Foreclosure is every homeowners' worst nightmare. If the thought of losing your home is keeping you up at night, heed this advice from the U.S. Department of Housing:
Don't ignore the problem
The further behind you become, the harder it will be to reinstate your loan and the more likely that you will lose your house.
Contact your lender as soon as you realize that you have a problem
Lenders do not want your house. They have options to help borrowers through difficult financial times.
Open and respond to all mail from your lender
The first notices you receive will offer good information about foreclosure prevention options that can help you weather financial problems. Later mail may include important notice of pending legal action. Your failure to open the mail will not be an excuse in foreclosure court.
Know your mortgage rights
Find your loan documents and read them so you know what your lender may do if you can't make your payments. Learn about the foreclosure laws and timeframes in your state (as every state is different) by contacting the State Government Housing Office.
Understand foreclosure prevention options
Valuable information about foreclosure prevention (also called loss mitigation) options can be found on the internet at www.hud.gov.
Contact a non-profit housing counselor
The U.S. Department of Housing and Urban Development funds free or very low cost housing counseling nationwide.
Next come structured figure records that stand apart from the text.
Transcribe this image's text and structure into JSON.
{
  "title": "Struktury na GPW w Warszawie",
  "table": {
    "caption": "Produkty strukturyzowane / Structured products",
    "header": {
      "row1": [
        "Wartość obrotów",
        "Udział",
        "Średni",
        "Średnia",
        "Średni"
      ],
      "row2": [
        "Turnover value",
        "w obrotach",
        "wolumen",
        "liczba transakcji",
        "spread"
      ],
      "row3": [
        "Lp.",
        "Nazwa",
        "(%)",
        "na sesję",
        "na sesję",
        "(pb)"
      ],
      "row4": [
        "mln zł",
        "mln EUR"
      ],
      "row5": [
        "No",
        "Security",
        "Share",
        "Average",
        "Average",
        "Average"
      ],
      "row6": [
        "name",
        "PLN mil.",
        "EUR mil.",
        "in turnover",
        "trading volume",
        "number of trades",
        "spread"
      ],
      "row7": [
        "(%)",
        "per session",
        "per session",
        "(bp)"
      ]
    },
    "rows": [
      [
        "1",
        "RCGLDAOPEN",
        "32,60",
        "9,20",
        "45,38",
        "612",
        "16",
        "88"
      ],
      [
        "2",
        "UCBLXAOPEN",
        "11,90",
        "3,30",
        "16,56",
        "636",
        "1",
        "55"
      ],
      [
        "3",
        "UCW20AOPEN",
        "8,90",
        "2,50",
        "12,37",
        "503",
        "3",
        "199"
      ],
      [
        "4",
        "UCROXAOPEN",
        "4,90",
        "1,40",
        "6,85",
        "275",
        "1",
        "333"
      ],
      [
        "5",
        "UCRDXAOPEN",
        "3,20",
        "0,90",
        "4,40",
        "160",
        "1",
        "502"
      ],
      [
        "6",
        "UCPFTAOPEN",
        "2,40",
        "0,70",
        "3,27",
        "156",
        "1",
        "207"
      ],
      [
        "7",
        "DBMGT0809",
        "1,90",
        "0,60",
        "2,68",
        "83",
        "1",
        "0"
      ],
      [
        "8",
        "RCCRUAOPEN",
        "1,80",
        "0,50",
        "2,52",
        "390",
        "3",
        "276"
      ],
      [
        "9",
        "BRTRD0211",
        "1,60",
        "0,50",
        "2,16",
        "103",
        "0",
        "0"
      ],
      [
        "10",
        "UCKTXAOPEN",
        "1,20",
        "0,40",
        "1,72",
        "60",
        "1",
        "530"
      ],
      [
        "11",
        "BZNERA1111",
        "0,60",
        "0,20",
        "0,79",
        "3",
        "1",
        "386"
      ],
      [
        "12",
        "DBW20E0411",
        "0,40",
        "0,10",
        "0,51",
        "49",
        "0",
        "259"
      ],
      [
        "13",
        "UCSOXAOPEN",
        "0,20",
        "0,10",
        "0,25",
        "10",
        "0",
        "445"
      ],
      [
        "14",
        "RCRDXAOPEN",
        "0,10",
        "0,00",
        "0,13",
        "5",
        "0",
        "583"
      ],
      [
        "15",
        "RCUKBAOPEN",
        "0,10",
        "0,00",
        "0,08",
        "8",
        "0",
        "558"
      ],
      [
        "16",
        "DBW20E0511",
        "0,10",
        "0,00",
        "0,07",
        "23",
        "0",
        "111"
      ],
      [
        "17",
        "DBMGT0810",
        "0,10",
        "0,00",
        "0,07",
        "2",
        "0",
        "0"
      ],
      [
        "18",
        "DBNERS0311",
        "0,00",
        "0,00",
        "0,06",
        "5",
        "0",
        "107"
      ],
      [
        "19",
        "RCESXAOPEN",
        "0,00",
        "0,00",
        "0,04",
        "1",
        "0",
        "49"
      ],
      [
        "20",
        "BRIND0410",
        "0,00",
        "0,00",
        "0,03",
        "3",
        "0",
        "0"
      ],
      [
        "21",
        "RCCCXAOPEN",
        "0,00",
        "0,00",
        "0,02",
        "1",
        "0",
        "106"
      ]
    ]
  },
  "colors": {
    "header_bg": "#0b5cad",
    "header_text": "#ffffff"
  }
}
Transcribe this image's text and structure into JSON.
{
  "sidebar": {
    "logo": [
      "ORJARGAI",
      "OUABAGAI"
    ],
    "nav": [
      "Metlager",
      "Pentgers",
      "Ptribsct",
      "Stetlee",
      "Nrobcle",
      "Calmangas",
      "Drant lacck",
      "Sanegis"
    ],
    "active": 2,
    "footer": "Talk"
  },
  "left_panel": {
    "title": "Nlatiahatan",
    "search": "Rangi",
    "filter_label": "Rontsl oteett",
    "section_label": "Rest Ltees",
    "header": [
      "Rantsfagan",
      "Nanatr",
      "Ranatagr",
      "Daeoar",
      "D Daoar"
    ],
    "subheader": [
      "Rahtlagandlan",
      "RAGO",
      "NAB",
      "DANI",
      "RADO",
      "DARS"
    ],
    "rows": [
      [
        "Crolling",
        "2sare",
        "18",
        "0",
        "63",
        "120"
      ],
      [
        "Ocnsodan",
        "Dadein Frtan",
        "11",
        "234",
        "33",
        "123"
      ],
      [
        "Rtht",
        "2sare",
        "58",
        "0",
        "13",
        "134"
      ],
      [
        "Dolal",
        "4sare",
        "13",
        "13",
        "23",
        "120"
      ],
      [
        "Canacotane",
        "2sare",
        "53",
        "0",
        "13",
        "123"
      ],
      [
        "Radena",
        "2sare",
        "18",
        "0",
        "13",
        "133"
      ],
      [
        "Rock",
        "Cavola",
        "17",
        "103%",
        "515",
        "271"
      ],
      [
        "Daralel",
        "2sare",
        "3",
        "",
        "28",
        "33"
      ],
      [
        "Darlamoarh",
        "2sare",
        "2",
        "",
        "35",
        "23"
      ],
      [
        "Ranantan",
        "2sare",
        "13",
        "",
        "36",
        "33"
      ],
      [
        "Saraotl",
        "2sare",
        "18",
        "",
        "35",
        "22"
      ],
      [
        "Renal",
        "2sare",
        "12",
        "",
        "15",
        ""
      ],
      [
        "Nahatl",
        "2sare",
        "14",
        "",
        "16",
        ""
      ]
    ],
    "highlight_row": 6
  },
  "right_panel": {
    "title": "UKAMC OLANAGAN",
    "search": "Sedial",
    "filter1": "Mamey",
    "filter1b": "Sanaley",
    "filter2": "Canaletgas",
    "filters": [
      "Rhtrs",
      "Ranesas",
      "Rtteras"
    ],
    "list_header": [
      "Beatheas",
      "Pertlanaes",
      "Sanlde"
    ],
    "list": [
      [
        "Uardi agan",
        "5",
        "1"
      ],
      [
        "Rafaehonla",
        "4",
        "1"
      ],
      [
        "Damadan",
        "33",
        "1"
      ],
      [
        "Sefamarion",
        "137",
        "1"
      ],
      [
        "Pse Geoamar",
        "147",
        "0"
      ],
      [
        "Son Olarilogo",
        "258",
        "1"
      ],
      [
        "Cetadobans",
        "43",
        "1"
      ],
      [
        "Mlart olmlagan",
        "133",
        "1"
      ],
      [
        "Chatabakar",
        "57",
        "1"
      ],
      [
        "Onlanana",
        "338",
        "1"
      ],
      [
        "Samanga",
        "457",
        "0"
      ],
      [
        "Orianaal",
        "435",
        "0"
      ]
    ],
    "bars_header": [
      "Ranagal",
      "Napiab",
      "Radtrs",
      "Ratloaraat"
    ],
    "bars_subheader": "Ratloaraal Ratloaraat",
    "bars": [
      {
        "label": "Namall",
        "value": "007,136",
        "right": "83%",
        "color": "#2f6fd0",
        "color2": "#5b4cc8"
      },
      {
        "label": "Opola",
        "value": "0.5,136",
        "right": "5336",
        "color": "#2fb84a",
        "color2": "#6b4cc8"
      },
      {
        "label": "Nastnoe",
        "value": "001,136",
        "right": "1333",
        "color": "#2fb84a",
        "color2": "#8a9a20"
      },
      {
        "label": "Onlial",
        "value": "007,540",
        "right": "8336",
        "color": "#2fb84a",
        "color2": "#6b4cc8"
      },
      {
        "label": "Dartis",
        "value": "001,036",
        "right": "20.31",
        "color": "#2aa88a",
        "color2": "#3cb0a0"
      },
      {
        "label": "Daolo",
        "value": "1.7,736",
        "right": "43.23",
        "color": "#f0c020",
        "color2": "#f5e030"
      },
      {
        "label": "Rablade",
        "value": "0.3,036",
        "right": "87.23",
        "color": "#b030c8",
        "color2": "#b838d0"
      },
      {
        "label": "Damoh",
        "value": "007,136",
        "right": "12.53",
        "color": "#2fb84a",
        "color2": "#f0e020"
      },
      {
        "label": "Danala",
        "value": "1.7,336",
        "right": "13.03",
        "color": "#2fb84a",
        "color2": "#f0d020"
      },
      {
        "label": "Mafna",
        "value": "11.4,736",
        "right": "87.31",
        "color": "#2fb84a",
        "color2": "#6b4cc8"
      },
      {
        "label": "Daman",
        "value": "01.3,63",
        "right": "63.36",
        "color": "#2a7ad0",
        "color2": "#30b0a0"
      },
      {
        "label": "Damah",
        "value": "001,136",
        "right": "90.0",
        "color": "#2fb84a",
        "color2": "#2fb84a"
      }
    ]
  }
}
Housing counselors can help you understand the law and your options, organize your finances and represent you in negotiations with your lender if you need this assistance.
Prioritize your spending
After healthcare, keeping your house should be your first priority. Review your finances and see where you can cut spending in order to make your mortgage payment.
Use your assets
Do you have assets-a second car, jewelry, a whole life insurance policy-that you can sell for cash to help reinstate your loan?
Avoid foreclosure prevention companies
Many for-profit companies will contact you promising to negotiate a loan work out with your lender. While these may be legitimate businesses, they will charge you a hefty fee (often two or three month's mortgage payment) for information and services your lender or a HUD approved housing counselor will provide for free if you contact them.
Don't lose your house to foreclosure recovery scams!
If any firm claims they can stop your foreclosure immediately if you sign a document appointing them to act on your behalf, you may well be signing over the title to your property and becoming a renter in your own home! Never sign a legal document without reading and understanding all the terms and getting professional advice.
Valuable advice for saving what is likely your most valuable asset. Don't let foreclosure happen to you. If you are buying a home, be sure to read any and all documentation before signing.